All other Arabica coffee grown in other places is essentially just a sort of copy; changing after adapting to the foreign climate and surrounding plants.
Ethiopian coffee will usually have sweet fruit notes, as well as floral aromas, and will be full bodied, full flavored, bold, but also very balanced. Coffee from Ethiopia is the most “pure” coffee anyone can get.
Guatemala’s growing conditions are quite unique to the region; having miles and miles of nutrient rich volcanic soil, and a plethora of hilly landscapes. Containing several microclimates, such as Antigua, Guatemalan coffee will usually have notes of coco and spices with a sweetly balanced and full bodied profile.
Coffee in Kenya is grown on the foothills of Mt. Kenya, and thanks to research done about a century ago, the perfect coffee plant variety for Kenya was engineered.
This variety, known as SL28, puts Kenya high up in the list for many, and also put the country on the map of fantastic coffee. Kenyan coffee undergoes a strictly controlled and monitored processing system, in which all of the coffee is guaranteed to taste amazing. Kenyan coffee will usually have a very bright and acidic taste, coupled with a pleasant full body.
Colombia is one of the most widely known coffee producing nation, and is usually the first place to pop into people’s heads when growing regions are brought up.

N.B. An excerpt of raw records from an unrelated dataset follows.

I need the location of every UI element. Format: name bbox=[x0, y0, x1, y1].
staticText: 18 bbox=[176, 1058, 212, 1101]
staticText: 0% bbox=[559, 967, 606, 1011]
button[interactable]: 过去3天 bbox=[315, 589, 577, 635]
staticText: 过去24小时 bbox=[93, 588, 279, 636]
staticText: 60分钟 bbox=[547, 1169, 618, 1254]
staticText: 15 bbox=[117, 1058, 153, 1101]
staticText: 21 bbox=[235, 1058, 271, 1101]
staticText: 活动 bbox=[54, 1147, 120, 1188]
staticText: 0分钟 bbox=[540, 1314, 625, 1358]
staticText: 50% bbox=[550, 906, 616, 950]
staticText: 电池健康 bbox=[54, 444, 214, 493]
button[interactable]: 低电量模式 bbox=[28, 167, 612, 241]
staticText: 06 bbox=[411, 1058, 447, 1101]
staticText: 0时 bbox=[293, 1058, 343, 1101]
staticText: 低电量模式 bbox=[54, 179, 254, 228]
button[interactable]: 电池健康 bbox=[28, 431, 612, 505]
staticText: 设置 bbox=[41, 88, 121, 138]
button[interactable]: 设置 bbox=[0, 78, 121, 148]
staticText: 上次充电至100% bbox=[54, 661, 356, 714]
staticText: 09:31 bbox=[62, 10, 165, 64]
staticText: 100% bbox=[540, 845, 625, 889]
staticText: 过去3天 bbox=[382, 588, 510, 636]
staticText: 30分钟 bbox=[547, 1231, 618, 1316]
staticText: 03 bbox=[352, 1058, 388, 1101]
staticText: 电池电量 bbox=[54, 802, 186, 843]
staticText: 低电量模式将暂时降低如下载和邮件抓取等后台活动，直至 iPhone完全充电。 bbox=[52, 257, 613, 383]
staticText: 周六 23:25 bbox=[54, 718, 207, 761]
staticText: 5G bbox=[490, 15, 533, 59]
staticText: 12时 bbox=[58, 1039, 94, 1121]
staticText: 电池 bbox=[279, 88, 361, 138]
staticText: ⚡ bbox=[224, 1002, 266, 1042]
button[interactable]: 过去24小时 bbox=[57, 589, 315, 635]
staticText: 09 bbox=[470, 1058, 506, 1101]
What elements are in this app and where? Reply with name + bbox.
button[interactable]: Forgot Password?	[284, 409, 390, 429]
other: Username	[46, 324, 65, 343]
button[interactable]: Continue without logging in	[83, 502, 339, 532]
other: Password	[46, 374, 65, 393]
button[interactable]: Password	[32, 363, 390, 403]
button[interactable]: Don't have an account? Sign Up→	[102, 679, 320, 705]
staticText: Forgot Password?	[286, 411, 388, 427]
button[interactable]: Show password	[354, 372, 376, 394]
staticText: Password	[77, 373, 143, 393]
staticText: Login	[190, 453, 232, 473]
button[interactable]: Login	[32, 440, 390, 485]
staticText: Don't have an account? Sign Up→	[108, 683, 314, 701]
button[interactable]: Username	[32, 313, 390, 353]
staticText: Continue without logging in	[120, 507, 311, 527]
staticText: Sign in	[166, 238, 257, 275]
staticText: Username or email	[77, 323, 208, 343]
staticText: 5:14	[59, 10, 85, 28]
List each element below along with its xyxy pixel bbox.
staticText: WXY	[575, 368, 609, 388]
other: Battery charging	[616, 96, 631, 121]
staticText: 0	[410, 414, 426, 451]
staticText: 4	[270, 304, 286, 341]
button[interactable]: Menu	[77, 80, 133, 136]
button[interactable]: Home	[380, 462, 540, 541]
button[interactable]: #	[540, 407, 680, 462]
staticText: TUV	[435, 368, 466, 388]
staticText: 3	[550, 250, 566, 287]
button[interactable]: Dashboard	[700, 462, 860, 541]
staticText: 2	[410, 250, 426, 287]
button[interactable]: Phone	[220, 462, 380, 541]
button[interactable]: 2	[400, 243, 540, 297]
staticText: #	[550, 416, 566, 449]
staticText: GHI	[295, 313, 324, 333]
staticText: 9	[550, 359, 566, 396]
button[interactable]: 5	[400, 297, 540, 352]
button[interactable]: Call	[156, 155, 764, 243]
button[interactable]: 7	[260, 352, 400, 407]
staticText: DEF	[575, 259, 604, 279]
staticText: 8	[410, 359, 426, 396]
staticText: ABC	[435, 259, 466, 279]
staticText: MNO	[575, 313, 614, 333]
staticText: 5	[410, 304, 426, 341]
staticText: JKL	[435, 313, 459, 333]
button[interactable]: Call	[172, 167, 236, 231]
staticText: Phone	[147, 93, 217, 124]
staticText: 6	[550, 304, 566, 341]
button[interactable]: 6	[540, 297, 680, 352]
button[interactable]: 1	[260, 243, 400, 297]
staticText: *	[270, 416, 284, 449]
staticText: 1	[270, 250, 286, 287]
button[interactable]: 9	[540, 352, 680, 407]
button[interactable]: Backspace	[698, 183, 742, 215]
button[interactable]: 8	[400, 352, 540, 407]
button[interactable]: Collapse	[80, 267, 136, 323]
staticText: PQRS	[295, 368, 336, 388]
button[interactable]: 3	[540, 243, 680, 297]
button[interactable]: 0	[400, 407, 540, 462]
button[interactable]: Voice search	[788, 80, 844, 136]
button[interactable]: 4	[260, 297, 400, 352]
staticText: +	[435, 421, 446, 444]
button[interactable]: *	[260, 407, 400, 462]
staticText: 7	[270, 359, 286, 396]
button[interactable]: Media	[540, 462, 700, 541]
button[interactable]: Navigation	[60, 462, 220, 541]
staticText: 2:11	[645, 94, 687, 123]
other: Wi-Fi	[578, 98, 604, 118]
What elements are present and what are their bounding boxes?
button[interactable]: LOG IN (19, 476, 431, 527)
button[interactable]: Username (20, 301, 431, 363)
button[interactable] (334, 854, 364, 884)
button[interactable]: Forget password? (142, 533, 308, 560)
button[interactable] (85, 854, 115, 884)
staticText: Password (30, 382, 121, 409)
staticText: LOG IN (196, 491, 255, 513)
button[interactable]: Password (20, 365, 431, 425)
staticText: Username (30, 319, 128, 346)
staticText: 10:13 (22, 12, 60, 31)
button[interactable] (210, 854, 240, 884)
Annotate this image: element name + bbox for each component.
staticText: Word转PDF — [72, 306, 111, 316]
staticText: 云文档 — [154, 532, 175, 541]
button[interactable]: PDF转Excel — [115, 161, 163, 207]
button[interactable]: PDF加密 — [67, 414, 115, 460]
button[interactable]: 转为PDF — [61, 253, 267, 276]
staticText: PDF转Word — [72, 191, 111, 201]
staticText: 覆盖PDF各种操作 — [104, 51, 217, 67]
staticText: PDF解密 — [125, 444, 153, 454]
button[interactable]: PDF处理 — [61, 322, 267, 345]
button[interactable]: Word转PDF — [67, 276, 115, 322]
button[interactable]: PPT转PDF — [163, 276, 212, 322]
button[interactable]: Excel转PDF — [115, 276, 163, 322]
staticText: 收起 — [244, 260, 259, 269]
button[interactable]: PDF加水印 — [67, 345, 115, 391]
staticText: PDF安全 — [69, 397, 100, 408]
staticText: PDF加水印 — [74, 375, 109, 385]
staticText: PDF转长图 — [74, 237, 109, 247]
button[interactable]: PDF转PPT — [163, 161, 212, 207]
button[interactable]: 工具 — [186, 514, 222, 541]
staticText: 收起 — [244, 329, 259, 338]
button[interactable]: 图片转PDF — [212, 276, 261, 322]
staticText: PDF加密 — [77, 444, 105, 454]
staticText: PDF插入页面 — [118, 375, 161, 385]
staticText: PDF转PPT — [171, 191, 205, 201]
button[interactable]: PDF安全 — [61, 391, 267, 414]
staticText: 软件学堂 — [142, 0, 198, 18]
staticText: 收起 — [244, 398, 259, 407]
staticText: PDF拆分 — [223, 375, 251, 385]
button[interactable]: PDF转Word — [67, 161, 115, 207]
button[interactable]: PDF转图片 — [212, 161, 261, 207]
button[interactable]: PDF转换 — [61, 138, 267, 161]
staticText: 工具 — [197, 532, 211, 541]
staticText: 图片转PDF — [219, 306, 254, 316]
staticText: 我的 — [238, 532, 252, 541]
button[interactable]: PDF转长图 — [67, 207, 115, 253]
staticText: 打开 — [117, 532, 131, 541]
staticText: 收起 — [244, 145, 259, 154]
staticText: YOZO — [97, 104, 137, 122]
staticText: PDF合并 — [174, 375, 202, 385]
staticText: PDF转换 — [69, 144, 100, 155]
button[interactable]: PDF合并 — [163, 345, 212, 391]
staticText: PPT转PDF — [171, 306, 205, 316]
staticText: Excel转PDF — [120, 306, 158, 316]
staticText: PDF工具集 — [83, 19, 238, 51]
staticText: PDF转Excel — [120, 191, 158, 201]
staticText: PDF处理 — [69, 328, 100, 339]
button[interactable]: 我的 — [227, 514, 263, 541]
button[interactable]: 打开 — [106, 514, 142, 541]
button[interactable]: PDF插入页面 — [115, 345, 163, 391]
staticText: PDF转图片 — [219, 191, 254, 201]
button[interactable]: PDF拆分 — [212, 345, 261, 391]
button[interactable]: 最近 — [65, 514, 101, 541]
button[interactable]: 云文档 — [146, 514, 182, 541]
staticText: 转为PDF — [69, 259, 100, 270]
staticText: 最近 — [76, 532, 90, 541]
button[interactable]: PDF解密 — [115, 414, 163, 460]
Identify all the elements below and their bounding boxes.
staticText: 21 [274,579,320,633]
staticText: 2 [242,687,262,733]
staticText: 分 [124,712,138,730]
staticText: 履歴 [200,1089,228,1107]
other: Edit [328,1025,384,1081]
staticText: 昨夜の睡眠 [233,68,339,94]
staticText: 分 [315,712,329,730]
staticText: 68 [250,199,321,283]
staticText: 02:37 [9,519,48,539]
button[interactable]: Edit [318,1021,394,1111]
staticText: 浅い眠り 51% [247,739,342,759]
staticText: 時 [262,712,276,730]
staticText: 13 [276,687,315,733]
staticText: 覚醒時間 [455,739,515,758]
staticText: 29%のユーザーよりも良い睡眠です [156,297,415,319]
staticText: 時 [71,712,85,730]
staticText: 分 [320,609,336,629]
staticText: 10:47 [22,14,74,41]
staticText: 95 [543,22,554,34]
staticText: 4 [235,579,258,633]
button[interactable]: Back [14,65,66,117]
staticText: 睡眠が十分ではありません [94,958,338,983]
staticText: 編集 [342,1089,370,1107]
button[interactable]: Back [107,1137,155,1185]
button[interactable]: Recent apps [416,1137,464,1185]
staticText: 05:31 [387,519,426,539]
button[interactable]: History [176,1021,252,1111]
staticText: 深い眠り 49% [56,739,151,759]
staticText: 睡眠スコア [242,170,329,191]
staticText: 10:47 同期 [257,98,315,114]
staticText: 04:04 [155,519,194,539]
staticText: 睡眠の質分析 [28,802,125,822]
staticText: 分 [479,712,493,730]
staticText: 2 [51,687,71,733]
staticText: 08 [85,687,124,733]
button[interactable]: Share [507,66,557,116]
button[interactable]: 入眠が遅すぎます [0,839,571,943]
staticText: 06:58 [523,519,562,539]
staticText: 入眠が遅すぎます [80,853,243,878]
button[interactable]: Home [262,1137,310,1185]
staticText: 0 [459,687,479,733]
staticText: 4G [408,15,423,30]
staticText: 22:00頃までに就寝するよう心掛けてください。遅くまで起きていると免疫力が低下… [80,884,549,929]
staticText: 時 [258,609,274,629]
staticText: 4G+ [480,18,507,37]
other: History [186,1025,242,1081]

Like many other areas, coffee in Colombia is grown on smaller farms, in which a high standard for quality is a dominating factor. Colombian coffee is known to be quite soft on the palate with a bright acidity, and will have notes of fresh fruit as well. Though, Colombia is home to some of the most diverse microclimates, meaning that beans from a farm a few miles away might taste completely different.
Keep in mind that a favorite growing region is completely personal preference, putting the drinker’s opinion far above that of any coffee master.